Diese Feststellung halten andere Wissenschaftler zumindest für verfrüht, wenn nicht gar für falsch. Die Prognosen widersprechen sich, jede Forschungsarbeit über die Folgen der Ölpest führt zu heftigen Debatten. Wissenschaftler der University of Georgia fanden Ölschichten in Sedimentproben vom Meeresboden und halten sie für eine Folge der Katastrophe, andere deuten sie dagegen als natürliches Phänomen. Unklar ist selbst, wie viel Öl tatsächlich ausgesprudelt ist, und wie viel davon sich noch im Meer verbirgt.
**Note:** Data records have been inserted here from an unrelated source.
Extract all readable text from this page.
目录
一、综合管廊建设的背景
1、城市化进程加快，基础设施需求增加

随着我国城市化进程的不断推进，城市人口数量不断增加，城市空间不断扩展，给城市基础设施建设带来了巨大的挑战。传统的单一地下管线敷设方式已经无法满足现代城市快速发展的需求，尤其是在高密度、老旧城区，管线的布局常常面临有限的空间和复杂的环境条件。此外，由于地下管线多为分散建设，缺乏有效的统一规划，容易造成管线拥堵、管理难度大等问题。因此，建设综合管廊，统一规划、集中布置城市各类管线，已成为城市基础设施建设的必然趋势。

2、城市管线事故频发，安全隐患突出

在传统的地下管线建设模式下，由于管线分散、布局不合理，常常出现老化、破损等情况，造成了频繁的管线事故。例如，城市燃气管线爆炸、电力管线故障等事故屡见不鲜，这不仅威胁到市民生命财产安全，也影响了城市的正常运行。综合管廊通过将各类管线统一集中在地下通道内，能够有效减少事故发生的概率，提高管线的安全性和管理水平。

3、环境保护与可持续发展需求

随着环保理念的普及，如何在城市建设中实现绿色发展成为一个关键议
Breites Rohöl-Band auf dem Meer Mitte Mai, fotografiert aus einem Flugzeug. Bild: NOAA

Viele Forscher beklagen, dass sie bislang kaum Daten bekommen – das Gebiet war während der Aufräumarbeiten faktisch eine Art Sperrgebiet, um die Bekämpfung der Ölschwaden nicht zu behindern.

Timothy J. Crone und Maya Tolstoy von der Columbia University in Palisades gingen deswegen einen ungewöhnlichen Weg: Sie analysierten Unterwasser-Videos des in der Tiefsee ausströmenden Öls. Ihre Ergebnisse veröffentlichen sie unter dem Titel "Magnitude of the 2010 Gulf of Mexico Oil Leak" in der aktuellen Ausgabe des Wissenschaftsmagazins Science.
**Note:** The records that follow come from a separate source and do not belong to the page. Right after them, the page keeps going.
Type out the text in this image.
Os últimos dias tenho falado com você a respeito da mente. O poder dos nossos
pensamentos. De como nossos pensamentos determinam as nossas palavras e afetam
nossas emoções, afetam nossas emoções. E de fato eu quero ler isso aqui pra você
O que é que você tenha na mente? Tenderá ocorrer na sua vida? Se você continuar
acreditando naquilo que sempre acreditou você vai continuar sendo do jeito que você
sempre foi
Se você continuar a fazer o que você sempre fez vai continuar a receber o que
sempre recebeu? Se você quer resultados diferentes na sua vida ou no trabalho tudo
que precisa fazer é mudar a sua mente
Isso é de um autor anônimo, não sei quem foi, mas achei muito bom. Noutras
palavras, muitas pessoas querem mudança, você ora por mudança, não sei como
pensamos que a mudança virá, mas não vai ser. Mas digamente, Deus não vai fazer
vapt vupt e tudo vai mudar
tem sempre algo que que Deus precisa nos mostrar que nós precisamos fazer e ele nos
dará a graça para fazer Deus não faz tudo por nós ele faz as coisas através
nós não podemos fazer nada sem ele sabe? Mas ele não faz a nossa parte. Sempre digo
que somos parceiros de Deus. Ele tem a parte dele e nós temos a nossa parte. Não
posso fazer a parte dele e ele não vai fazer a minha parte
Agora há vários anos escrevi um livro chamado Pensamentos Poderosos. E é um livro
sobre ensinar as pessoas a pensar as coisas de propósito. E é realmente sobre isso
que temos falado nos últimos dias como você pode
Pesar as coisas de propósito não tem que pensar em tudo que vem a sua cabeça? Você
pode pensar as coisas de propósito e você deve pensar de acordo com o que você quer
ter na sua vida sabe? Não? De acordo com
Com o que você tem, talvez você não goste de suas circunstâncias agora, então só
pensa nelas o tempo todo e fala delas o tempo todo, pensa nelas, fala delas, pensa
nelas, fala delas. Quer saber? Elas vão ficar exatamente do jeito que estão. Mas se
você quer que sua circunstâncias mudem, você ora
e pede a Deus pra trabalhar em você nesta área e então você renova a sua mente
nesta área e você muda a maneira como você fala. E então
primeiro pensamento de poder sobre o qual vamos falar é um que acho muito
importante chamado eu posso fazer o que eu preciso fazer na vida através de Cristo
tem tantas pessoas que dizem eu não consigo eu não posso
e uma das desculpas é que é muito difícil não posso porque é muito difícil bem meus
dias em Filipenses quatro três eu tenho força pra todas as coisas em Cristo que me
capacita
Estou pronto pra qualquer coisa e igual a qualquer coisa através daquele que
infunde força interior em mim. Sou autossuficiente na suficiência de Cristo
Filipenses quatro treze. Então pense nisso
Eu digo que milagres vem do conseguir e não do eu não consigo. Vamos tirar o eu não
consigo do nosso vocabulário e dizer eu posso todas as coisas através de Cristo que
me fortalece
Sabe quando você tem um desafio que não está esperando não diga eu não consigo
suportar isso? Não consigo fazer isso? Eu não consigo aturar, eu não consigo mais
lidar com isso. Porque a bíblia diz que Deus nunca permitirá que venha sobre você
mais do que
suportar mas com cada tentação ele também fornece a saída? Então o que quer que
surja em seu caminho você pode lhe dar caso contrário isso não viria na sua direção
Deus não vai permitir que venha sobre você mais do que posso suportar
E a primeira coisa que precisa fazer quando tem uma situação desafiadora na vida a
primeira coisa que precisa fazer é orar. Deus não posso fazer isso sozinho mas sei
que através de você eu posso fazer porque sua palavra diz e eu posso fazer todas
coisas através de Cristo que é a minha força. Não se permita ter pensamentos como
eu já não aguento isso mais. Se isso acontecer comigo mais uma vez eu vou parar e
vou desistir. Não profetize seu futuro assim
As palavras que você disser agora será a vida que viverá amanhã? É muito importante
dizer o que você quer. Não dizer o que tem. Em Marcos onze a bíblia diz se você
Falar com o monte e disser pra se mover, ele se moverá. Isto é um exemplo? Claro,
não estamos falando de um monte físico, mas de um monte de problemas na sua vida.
Sie nutzten eine neue, raffinierte Methode namens Optical Plume Velocimetry, die der marine Geophysiker Timothy Crone selbst entwickelte, um den heißen Ausfluss der Schwarzen Raucher, der Hydrothermalquellen in der Tiefsee, zu messen.

Dabei werden Verwirbelungen von Flüssigkeitsströmen anhand von hoch auflösenden Videoaufnahmen analysiert. Pixel für Pixel wird so klar, wie viel genau einer Quelle entweicht. Das Verfahren hat sich in der Grundlagenforschung über die Tiefseeraucher bewährt, und wird nun von den Wissenschaftlern verwendet, um die Menge des ins Meerwasser geströmten Rohöls zu bestimmen.
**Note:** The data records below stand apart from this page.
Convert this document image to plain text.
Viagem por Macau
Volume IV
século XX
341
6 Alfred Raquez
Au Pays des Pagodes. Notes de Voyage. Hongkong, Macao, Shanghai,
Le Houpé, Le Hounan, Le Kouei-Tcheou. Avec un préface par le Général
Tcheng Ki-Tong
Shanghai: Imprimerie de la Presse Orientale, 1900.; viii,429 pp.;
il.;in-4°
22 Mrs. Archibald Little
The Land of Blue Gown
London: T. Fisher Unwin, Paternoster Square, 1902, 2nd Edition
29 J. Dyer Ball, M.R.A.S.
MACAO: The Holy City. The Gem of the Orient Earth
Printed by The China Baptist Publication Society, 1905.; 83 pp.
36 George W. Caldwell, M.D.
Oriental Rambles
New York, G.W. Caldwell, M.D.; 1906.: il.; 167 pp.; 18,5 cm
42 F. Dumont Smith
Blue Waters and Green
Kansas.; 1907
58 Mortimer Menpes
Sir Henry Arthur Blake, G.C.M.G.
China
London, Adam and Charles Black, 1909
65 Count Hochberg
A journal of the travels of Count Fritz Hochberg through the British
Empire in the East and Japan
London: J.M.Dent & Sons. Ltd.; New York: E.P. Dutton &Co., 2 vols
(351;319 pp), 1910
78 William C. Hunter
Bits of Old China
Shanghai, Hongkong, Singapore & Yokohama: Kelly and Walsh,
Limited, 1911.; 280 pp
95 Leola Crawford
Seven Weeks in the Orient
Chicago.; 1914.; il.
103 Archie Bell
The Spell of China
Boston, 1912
Die Berechungen ergaben, dass insgesamt rund 5,2 Millionen Barrel Öl aussprudelten, das sind knapp 827 Millionen Liter. Das entspricht in etwa den Schätzungen der US-Regierung und anderer Experten, allerdings waren deren Quellen und angewandte Verfahren bislang eher unklar.

Wir wollten eine unabhängige Abschätzung erstellen, denn es herrscht allgemein der Eindruck, dass die bisher verfügbaren Zahlen nicht zwingend korrekt sind.

Timothy Crone

Mehr als eine Schätzung kann er mit den für ihn verfügbaren Daten auch nicht erstellen. Er hatte nur zwei kurze Videosequenzen (20 bis 30 Sekunden lang), die eine ausreichend hoch auflösende Qualität aufweisen, praktisch das einzige entsprechende von BP und der Regierung veröffentlichte Material, das ihm von Kongressmitgliedern zur Verfügung gestellt wurde. Die ständig im Netz verfügbaren Bilder der Webcam an der Quelle sind wegen ihrer geringen Auflösung für das Verfahren unbrauchbar.

Die beiden Wissenschaftler gehen davon aus, dass von 22. April bis 3. Juni (bis zur Beseitigung des Steigstutzens) täglich 56.000 Barrel oder rund 8,9 Millionen Liter Öl ausströmten, danach pro Tag 68.000 Barrel bzw. rund 10,8 Millionen Liter. BP hat nach eigenen Angaben 805.000 Barrel (knapp 128 Millionen Liter) abgeschöpft. Demnach schwappten 4,4 Millionen Barrel Öl ins Meer und verblieben dort, das sind 700 Millionen Liter.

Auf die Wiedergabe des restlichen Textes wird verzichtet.